At the 144th session of the UN Human Rights Committee in Geneva, the Catalan National Assembly (ANC) and the Unrepresented Nations and Peoples Organization (UNPO) jointly addressed the systematic violations of the International Covenant on Civil and Political Rights (ICCPR) committed by Spain against the Catalan people.
Speaking during the formal NGO briefing, ANC former President and UNPO’s Vice president Elisenda Paluzie along with UNPO’s Secretary General Mercè Monje, outlined Spain’s failure to uphold several key articles of the ICCPR, and the political roots of the ongoing repression.
Self-Determination at the Core
The ANC and UNPO reaffirmed that Article 1 of the ICCPR, which guarantees the right of all peoples to self-determination, is fundamentally violated by Spain’s constitutional framework. The Spanish Constitution’s emphasis on the “indissoluble unity” of the state (Article 2), and its designation of the Armed Forces as guarantors of that unity (Article 8), create structural barriers to the exercise of this right in Catalonia. The violent repression of the 2017 independence referendum, a peaceful expression of this right, remains a critical turning point.
Legal and Political Persecution
The briefing highlighted multiple areas of concern:
- Article 14 – Right to a fair trial: A politicised judiciary continues to bring unfounded charges, including accusations of terrorism, against Catalan activists. The 2024 Amnesty Law, meant to end this persecution, has been selectively applied, benefiting police officers more than pro-independence advocates.
- Article 17 – Right to privacy: Violations persist through spyware surveillance, like the Catalangate, despite UN and EU warnings. Victims still lack access to legal remedies.
- Articles 19 and 21 – Freedoms of expression and assembly: Laws criminalising “glorification of terrorism” and “defamation of the Crown” are used to silence dissent, with no reforms despite international pressure to reform the “Gag Law”.
- Article 25 – Political participation: The UN Human Rights Committee has already ruled that Spain violated this right by suspending President Puigdemont and other MPs from office. Additional cases are pending both in the HR Committee and in the ECHR.

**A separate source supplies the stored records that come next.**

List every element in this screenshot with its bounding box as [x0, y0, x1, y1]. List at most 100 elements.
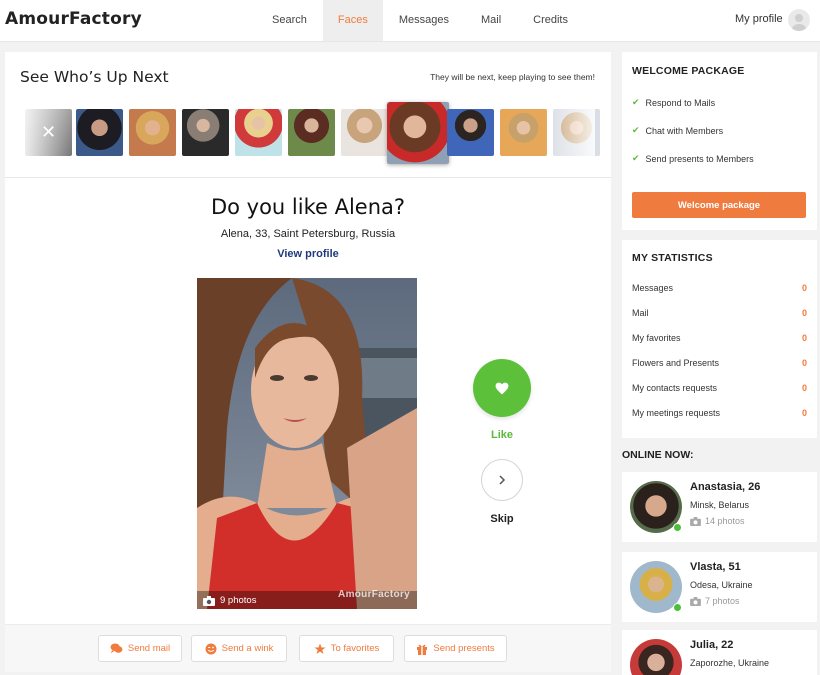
current-profile-thumbnail[interactable] [387, 102, 449, 164]
up-next-thumbnail[interactable] [553, 109, 600, 156]
faces-main-card: See Who’s Up Next They will be next, kee… [5, 52, 611, 672]
online-member-card[interactable]: Anastasia, 26 Minsk, Belarus 14 photos [622, 472, 817, 542]
member-photo-count: 14 photos [690, 516, 745, 526]
nav-mail[interactable]: Mail [465, 0, 517, 41]
stat-label: Flowers and Presents [632, 358, 720, 368]
member-photo-count-label: 7 photos [705, 596, 740, 606]
member-photo-count-label: 14 photos [705, 516, 745, 526]
stat-row-mail[interactable]: Mail 0 [632, 308, 807, 318]
welcome-package-card: WELCOME PACKAGE ✔ Respond to Mails ✔ Cha… [622, 52, 817, 230]
online-member-card[interactable]: Julia, 22 Zaporozhe, Ukraine [622, 630, 817, 675]
stat-value: 0 [801, 408, 807, 418]
up-next-thumbnail[interactable] [500, 109, 547, 156]
skipped-thumbnail[interactable]: ✕ [25, 109, 72, 156]
wink-smiley-icon [205, 643, 217, 654]
up-next-thumbnail[interactable] [129, 109, 176, 156]
up-next-thumbnail[interactable] [341, 109, 388, 156]
up-next-thumbnail[interactable] [182, 109, 229, 156]
profile-photo-illustration [197, 278, 417, 609]
check-icon: ✔ [632, 153, 640, 163]
stat-value: 0 [801, 358, 807, 368]
member-photo-count: 7 photos [690, 596, 740, 606]
up-next-thumbnails: ✕ [25, 102, 600, 164]
up-next-note: They will be next, keep playing to see t… [430, 72, 595, 82]
star-icon [314, 643, 326, 654]
skip-button[interactable] [481, 459, 523, 501]
nav-credits[interactable]: Credits [517, 0, 584, 41]
welcome-package-title: WELCOME PACKAGE [632, 65, 745, 77]
camera-icon [690, 596, 701, 606]
profile-photo[interactable]: 9 photos AmourFactory [197, 278, 417, 609]
profile-actions-bar: Send mail Send a wink To favorites Send … [5, 624, 611, 672]
welcome-item: ✔ Respond to Mails [632, 97, 715, 108]
welcome-item-label: Respond to Mails [645, 97, 716, 108]
member-city: Minsk, Belarus [690, 500, 750, 510]
stat-value: 0 [801, 333, 807, 343]
stat-value: 0 [801, 383, 807, 393]
online-member-card[interactable]: Vlasta, 51 Odesa, Ukraine 7 photos [622, 552, 817, 622]
view-profile-link[interactable]: View profile [5, 248, 611, 260]
member-city: Odesa, Ukraine [690, 580, 753, 590]
online-status-dot [673, 603, 682, 612]
up-next-title: See Who’s Up Next [20, 68, 169, 86]
photo-count-label: 9 photos [220, 595, 257, 606]
member-name[interactable]: Anastasia, 26 [690, 481, 760, 493]
skip-label: Skip [490, 513, 514, 525]
up-next-thumbnail[interactable] [288, 109, 335, 156]
nav-search[interactable]: Search [256, 0, 323, 41]
camera-icon [690, 516, 701, 526]
site-logo[interactable]: AmourFactory [5, 9, 142, 29]
stat-row-contacts-requests[interactable]: My contacts requests 0 [632, 383, 807, 393]
check-icon: ✔ [632, 125, 640, 135]
up-next-thumbnail[interactable] [447, 109, 494, 156]
nav-messages[interactable]: Messages [383, 0, 465, 41]
online-now-title: ONLINE NOW: [622, 449, 694, 461]
send-presents-label: Send presents [433, 643, 495, 654]
stat-row-flowers-presents[interactable]: Flowers and Presents 0 [632, 358, 807, 368]
welcome-item-label: Chat with Members [645, 125, 724, 136]
nav-faces[interactable]: Faces [322, 0, 383, 41]
stat-row-favorites[interactable]: My favorites 0 [632, 333, 807, 343]
chat-bubble-icon [110, 643, 123, 654]
welcome-item: ✔ Send presents to Members [632, 153, 754, 164]
chevron-right-icon [499, 475, 506, 485]
stat-row-meetings-requests[interactable]: My meetings requests 0 [632, 408, 807, 418]
member-name[interactable]: Julia, 22 [690, 639, 733, 651]
main-nav: Search Faces Messages Mail Credits [256, 0, 584, 41]
my-statistics-title: MY STATISTICS [632, 252, 713, 264]
heart-icon [495, 382, 509, 394]
to-favorites-button[interactable]: To favorites [299, 635, 394, 662]
my-statistics-card: MY STATISTICS Messages 0 Mail 0 My favorit… [622, 240, 817, 438]
welcome-item: ✔ Chat with Members [632, 125, 723, 136]
photo-count[interactable]: 9 photos [203, 595, 256, 606]
user-avatar-icon[interactable] [788, 9, 810, 31]
send-wink-button[interactable]: Send a wink [191, 635, 287, 662]
stat-value: 0 [801, 283, 807, 293]
send-presents-button[interactable]: Send presents [404, 635, 507, 662]
stat-label: My favorites [632, 333, 681, 343]
profile-info: Alena, 33, Saint Petersburg, Russia [220, 228, 396, 240]
to-favorites-label: To favorites [330, 643, 380, 654]
welcome-package-button[interactable]: Welcome package [632, 192, 806, 218]
member-avatar[interactable] [630, 639, 682, 675]
member-name[interactable]: Vlasta, 51 [690, 561, 741, 573]
up-next-thumbnail[interactable] [76, 109, 123, 156]
my-profile-link[interactable]: My profile [735, 13, 783, 25]
stat-label: My contacts requests [632, 383, 718, 393]
like-label: Like [490, 429, 513, 441]
stat-label: Mail [632, 308, 649, 318]
like-button[interactable] [473, 359, 531, 417]
stat-row-messages[interactable]: Messages 0 [632, 283, 807, 293]
top-header: AmourFactory Search Faces Messages Mail … [0, 0, 820, 42]
stat-label: My meetings requests [632, 408, 721, 418]
send-mail-button[interactable]: Send mail [98, 635, 182, 662]
member-city: Zaporozhe, Ukraine [690, 658, 770, 668]
up-next-thumbnail[interactable] [235, 109, 282, 156]
online-status-dot [673, 523, 682, 532]
section-divider [5, 177, 611, 178]
photo-watermark: AmourFactory [338, 589, 410, 600]
stat-value: 0 [801, 308, 807, 318]
send-wink-label: Send a wink [221, 643, 274, 654]
profile-question: Do you like Alena? [210, 195, 406, 219]
check-icon: ✔ [632, 97, 640, 107]
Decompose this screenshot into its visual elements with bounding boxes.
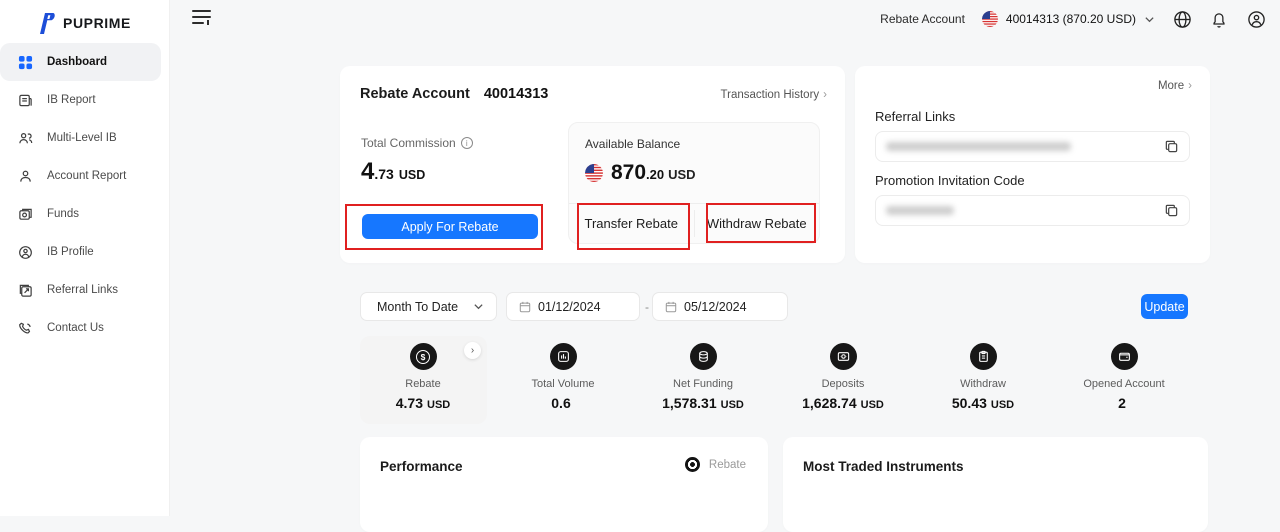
sidebar-item-label: Dashboard — [47, 56, 107, 68]
date-to-value: 05/12/2024 — [684, 300, 747, 314]
date-range-separator: - — [643, 292, 651, 321]
sidebar-item-label: Referral Links — [47, 284, 118, 296]
performance-panel: Performance Rebate — [360, 437, 768, 532]
dashboard-grid-icon — [17, 54, 34, 71]
language-globe-icon[interactable] — [1172, 9, 1192, 29]
info-icon[interactable]: i — [461, 137, 473, 149]
account-selector[interactable]: 40014313 (870.20 USD) — [982, 11, 1155, 27]
puprime-logo-icon — [34, 12, 56, 35]
person-icon — [17, 168, 34, 185]
copy-icon[interactable] — [1164, 139, 1179, 154]
notifications-bell-icon[interactable] — [1209, 9, 1229, 29]
receipt-icon — [970, 343, 997, 370]
available-balance-box: Available Balance 870.20USD Transfer Reb… — [568, 122, 820, 244]
available-balance-label: Available Balance — [585, 137, 680, 151]
total-commission-value: 4.73USD — [361, 158, 425, 186]
stat-opened-account[interactable]: Opened Account 2 — [1054, 343, 1194, 411]
stat-deposits[interactable]: Deposits 1,628.74USD — [773, 343, 913, 411]
most-traded-instruments-title: Most Traded Instruments — [803, 459, 964, 474]
sidebar-item-label: IB Report — [47, 94, 96, 106]
calendar-icon — [519, 301, 531, 313]
redacted-promotion-code — [886, 206, 954, 215]
sidebar-item-label: Account Report — [47, 170, 126, 182]
sidebar-item-label: Funds — [47, 208, 79, 220]
referral-link-icon — [17, 282, 34, 299]
performance-legend: Rebate — [685, 457, 746, 472]
transaction-history-link[interactable]: Transaction History › — [721, 89, 827, 101]
referral-links-card: More › Referral Links Promotion Invitati… — [855, 66, 1210, 263]
stat-net-funding[interactable]: Net Funding 1,578.31USD — [633, 343, 773, 411]
sidebar-item-referral-links[interactable]: Referral Links — [0, 271, 169, 309]
update-button[interactable]: Update — [1141, 294, 1188, 319]
performance-title: Performance — [380, 459, 463, 474]
profile-circle-icon — [17, 244, 34, 261]
sidebar-item-ib-report[interactable]: IB Report — [0, 81, 169, 119]
stat-total-volume[interactable]: Total Volume 0.6 — [493, 343, 633, 411]
date-range-value: Month To Date — [377, 300, 458, 314]
referral-links-label: Referral Links — [875, 109, 955, 124]
sidebar-item-label: Multi-Level IB — [47, 132, 117, 144]
stat-withdraw[interactable]: Withdraw 50.43USD — [913, 343, 1053, 411]
dollar-ring-icon: $ — [410, 343, 437, 370]
menu-toggle-icon[interactable] — [192, 10, 214, 28]
chevron-right-icon: › — [1188, 80, 1192, 92]
date-from-value: 01/12/2024 — [538, 300, 601, 314]
account-number-balance: 40014313 (870.20 USD) — [1006, 12, 1136, 26]
rebate-account-card: Rebate Account 40014313 Transaction Hist… — [340, 66, 845, 263]
topbar-right: Rebate Account 40014313 (870.20 USD) — [880, 7, 1266, 31]
coins-icon — [690, 343, 717, 370]
us-flag-icon — [982, 11, 998, 27]
date-to-input[interactable]: 05/12/2024 — [652, 292, 788, 321]
brand-logo: PUPRIME — [0, 0, 169, 38]
report-document-icon — [17, 92, 34, 109]
banknote-icon — [830, 343, 857, 370]
rebate-account-number: 40014313 — [484, 86, 549, 102]
referral-link-field[interactable] — [875, 131, 1190, 162]
sidebar-item-ib-profile[interactable]: IB Profile — [0, 233, 169, 271]
sidebar-item-dashboard[interactable]: Dashboard — [0, 43, 161, 81]
rebate-legend-dot-icon — [685, 457, 700, 472]
chevron-down-icon — [1144, 14, 1155, 25]
rebate-account-label: Rebate Account — [880, 12, 965, 26]
redacted-referral-link — [886, 142, 1071, 151]
sidebar-item-account-report[interactable]: Account Report — [0, 157, 169, 195]
user-profile-icon[interactable] — [1246, 9, 1266, 29]
sidebar-item-multi-level-ib[interactable]: Multi-Level IB — [0, 119, 169, 157]
total-commission-label: Total Commission i — [361, 136, 473, 150]
legend-label: Rebate — [709, 459, 746, 471]
people-icon — [17, 130, 34, 147]
apply-for-rebate-button[interactable]: Apply For Rebate — [362, 214, 538, 239]
sidebar-item-label: Contact Us — [47, 322, 104, 334]
wallet-icon — [1111, 343, 1138, 370]
date-range-select[interactable]: Month To Date — [360, 292, 497, 321]
us-flag-icon — [585, 164, 603, 182]
most-traded-instruments-panel: Most Traded Instruments — [783, 437, 1208, 532]
available-balance-value: 870.20USD — [585, 161, 696, 185]
stat-rebate[interactable]: $ Rebate 4.73USD — [353, 343, 493, 411]
more-link[interactable]: More › — [1158, 80, 1192, 92]
promotion-invitation-code-label: Promotion Invitation Code — [875, 173, 1025, 188]
chevron-right-icon: › — [823, 89, 827, 101]
chevron-down-icon — [473, 301, 484, 312]
sidebar-item-contact-us[interactable]: Contact Us — [0, 309, 169, 347]
withdraw-rebate-button[interactable]: Withdraw Rebate — [695, 204, 820, 243]
sidebar-nav: Dashboard IB Report Multi-Level IB Accou… — [0, 43, 169, 347]
copy-icon[interactable] — [1164, 203, 1179, 218]
rebate-card-title: Rebate Account — [360, 86, 470, 102]
promotion-code-field[interactable] — [875, 195, 1190, 226]
bar-chart-icon — [550, 343, 577, 370]
calendar-icon — [665, 301, 677, 313]
phone-icon — [17, 320, 34, 337]
transfer-rebate-button[interactable]: Transfer Rebate — [569, 204, 694, 243]
funds-money-icon — [17, 206, 34, 223]
brand-name: PUPRIME — [63, 15, 131, 31]
sidebar-item-funds[interactable]: Funds — [0, 195, 169, 233]
sidebar-item-label: IB Profile — [47, 246, 94, 258]
sidebar: PUPRIME Dashboard IB Report Multi-Level … — [0, 0, 170, 516]
date-from-input[interactable]: 01/12/2024 — [506, 292, 640, 321]
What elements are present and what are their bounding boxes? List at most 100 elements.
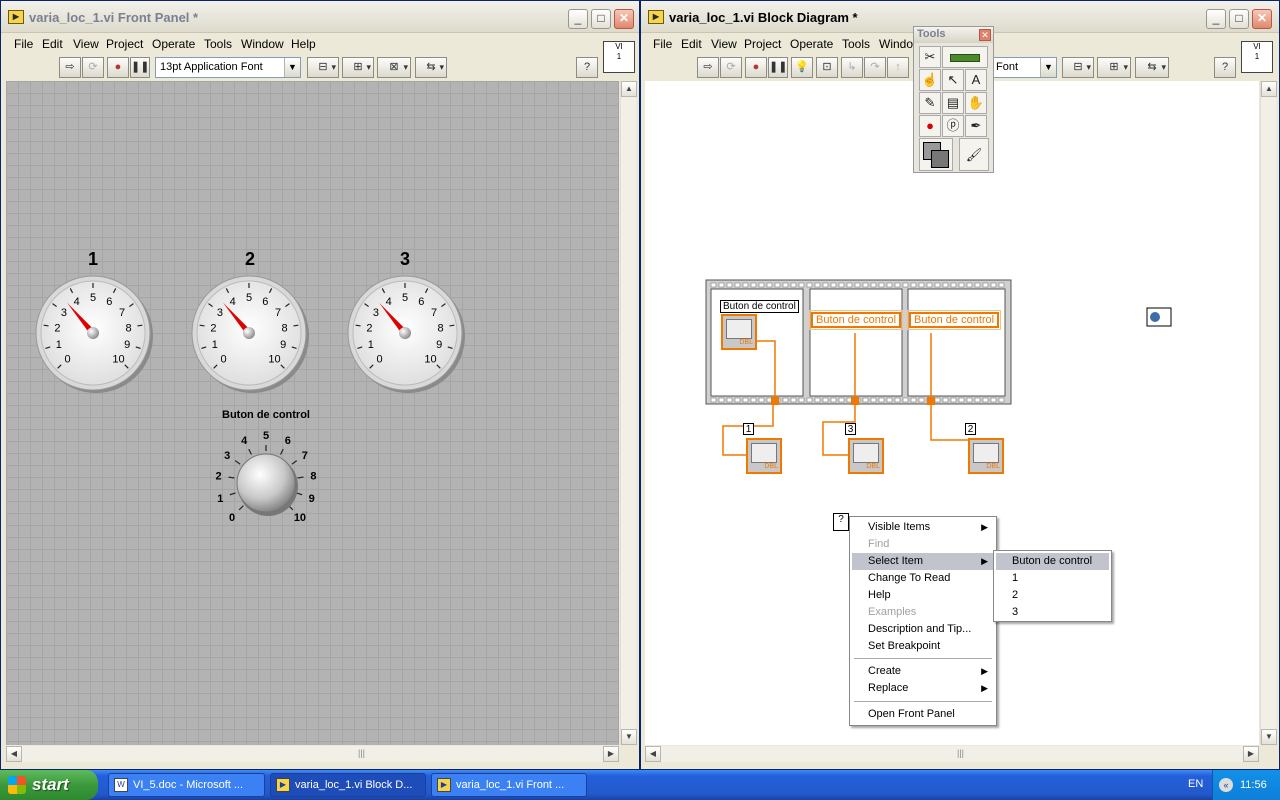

- Article 27 – Cultural rights: The Spanish Supreme Court’s ruling imposing 25% of classes in Spanish threatens the Catalan language immersion model and undermines decades of multilingual education.
Recommendations
ANC and UNPO urged the Committee to:
- Press Spain to align its legal framework with international human rights standards.
- Repeal or reform repressive laws.
- Guarantee effective remedies for victims of political repression and surveillance.
- Restore and protect Catalonia’s language immersion model.
This intervention is part of Assemblea International’s broader advocacy to raise awareness of Catalonia’s situation at the global level. As a full member of the UNPO since 2019, the ANC continues to defend Catalonia’s right to self-determination and denounce the democratic regression taking place within a member state of the European Union.